Знает вся братва на Левандовке
Хулигана Петю-цыганка.
Гарик Кричевский
Дом и в самом деле был хороший. Пусть и не в самом лучшем районе.
«Порше» Брыш оставил под Киевом, взамен получил ключи от «Лендровер Дискавери», подержанного, но хорошего, ходкого. С бензиновым мотором – они стали популярнее дизелей, потому что для дизелей нужна хорошая солярка, а ее нет. А если дизель заправить дурной соляркой, починить его потом намного сложнее и дороже, чем бензиновый двигатель. Тем более – если есть турбонаддув.
Левандовка, воровской, шебутной поселок, почти сросшийся с Львовом, совмещающий в себе советскую многоэтажную обшарпанную застройку, роскошные коттеджи-новоделы и старые, еще начала века местечковые улицы, – была местом опасным даже тогда, когда в стране не было ни революций, ни войн. Люди здесь жили лихие, которым чужая шейка – копейка, а своя – рупь. Сейчас – все и вовсе смешалось: вооруженные автоматами стопорилы выносили поезда и ходили на дело в соседнюю Польшу и Прибалтику. Последних от лихих бандитских налетов в стиле гангстерского Чикаго (только вместо «Томпсона» – «АКМ», «ПКМ», а то и «РПГ») уже мутило и трясло, но они мужественно терпели. Во имя торжества демократии.

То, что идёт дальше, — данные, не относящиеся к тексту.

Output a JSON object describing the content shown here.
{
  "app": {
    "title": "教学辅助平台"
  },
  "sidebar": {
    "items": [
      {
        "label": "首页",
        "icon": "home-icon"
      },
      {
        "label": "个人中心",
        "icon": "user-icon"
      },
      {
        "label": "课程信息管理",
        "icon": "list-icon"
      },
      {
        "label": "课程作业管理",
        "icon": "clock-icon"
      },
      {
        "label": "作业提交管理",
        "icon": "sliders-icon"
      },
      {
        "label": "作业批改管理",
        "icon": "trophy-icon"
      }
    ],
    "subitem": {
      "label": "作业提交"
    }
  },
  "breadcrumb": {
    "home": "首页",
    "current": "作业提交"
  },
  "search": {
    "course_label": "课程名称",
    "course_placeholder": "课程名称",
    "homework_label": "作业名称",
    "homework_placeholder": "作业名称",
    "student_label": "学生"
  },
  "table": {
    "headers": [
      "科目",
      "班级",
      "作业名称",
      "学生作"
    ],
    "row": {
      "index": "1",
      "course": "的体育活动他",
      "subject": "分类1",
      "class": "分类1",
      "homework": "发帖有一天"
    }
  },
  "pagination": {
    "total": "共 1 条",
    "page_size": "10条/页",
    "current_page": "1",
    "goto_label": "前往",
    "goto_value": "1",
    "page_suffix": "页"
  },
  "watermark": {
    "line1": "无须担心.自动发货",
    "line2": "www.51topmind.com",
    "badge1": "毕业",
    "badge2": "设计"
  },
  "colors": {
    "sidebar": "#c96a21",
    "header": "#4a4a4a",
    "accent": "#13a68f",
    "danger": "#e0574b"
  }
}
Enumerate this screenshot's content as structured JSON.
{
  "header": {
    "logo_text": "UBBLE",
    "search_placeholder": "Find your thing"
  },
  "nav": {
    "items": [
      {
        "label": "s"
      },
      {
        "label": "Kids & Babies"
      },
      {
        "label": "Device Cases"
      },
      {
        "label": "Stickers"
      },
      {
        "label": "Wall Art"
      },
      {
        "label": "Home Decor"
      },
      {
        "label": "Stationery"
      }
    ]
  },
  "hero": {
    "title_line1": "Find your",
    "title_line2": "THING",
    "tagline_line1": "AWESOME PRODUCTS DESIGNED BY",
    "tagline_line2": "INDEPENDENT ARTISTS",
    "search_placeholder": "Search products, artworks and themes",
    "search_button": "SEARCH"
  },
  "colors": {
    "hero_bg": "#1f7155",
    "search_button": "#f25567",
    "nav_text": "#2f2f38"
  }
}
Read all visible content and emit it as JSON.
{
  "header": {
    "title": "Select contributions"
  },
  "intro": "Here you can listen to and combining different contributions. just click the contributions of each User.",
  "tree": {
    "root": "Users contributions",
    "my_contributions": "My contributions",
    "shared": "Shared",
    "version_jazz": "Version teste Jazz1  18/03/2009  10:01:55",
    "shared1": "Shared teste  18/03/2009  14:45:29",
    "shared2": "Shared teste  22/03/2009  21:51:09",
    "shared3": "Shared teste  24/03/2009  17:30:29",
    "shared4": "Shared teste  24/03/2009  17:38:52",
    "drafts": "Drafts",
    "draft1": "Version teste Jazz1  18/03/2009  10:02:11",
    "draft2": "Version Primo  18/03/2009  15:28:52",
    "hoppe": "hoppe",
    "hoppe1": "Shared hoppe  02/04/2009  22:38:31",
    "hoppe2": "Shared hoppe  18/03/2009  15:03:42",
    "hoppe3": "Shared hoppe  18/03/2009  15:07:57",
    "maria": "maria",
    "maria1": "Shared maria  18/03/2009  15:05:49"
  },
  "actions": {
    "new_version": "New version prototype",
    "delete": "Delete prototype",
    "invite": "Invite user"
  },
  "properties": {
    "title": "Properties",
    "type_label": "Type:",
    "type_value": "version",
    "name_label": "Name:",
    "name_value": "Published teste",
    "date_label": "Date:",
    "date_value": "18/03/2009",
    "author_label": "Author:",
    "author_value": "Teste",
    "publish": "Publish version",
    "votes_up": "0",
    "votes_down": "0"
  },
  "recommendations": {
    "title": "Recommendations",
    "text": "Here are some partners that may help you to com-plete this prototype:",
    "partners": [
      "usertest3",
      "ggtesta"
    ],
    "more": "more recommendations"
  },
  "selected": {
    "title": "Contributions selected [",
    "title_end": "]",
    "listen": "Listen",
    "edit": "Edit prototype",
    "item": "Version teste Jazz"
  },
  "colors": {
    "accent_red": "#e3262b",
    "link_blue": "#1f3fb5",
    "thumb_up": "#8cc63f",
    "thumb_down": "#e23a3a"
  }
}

Брыш перед тем, как ехать на Левандовку – прикрепил в углу лобового стекла своего «ланда» пропуск в местное отделение «УНА-УНСО», а на автомобильную антенну для рации повесил черно-красный флажок. Эти меры вряд ли помогли бы, если б какие-то бакланы по пьяни или отмороженности вздумали палить ночью по проезжающей машине, но днем они вполне сработали бы. Крыша «УНА-УНСО» и его Провода была ничем не хуже воровской, даже лучше. Накосячишь – подъедут боевые сотни, перетряхнут весь поселок. Времена сейчас лихие, поэтому кого-то – прямо на месте и исполнят. Так что лучше держаться подальше.
А так – Левандовка была Левандовкой. Он въезжал в нее уже потемну, на импровизированном блокпосту на въезде его без лишней мороки пропустили. Где-то горели бочки, с солярой и мусором, около них – тусовалась готовая к ночным подвигам шпана. Папы отдыхали солиднее, с девочками, левее грохотала дискотека, лазерные лучи резали небо.
Дом он нашел не сразу, посветил фонариком, который все время был при нем, как брелок для ключей. Ничего так, два этажа, кирпич. Не слишком большой, но много ли надо ему одному. Заходя через калитку, он машинально проверил, нет ли растяжки, и сам засмеялся собственной осторожности. Здесь – растяжки быть не могло.
Дверь была новая, солидная, стальная – производство стальных дверей на Украине было одним из наиболее прибыльных бизнесов, и сейчас не потерявшим актуальности, двери варили даже из той брони, которая идет на танки и «БМП». Здесь – дверь была поставлена новая, видать, готовили дом к приезду кого-то из Киева. Может, его и вовсе за проверяющего приняли, решили откинуть такие хоромы. Свет не включился, чертыхаясь, он начал разбираться. Нашел лестницу в подвал, подсвечивая фонариком, спустился. Так и есть – дизель-генератор. Придется барабаться, топливо доставать.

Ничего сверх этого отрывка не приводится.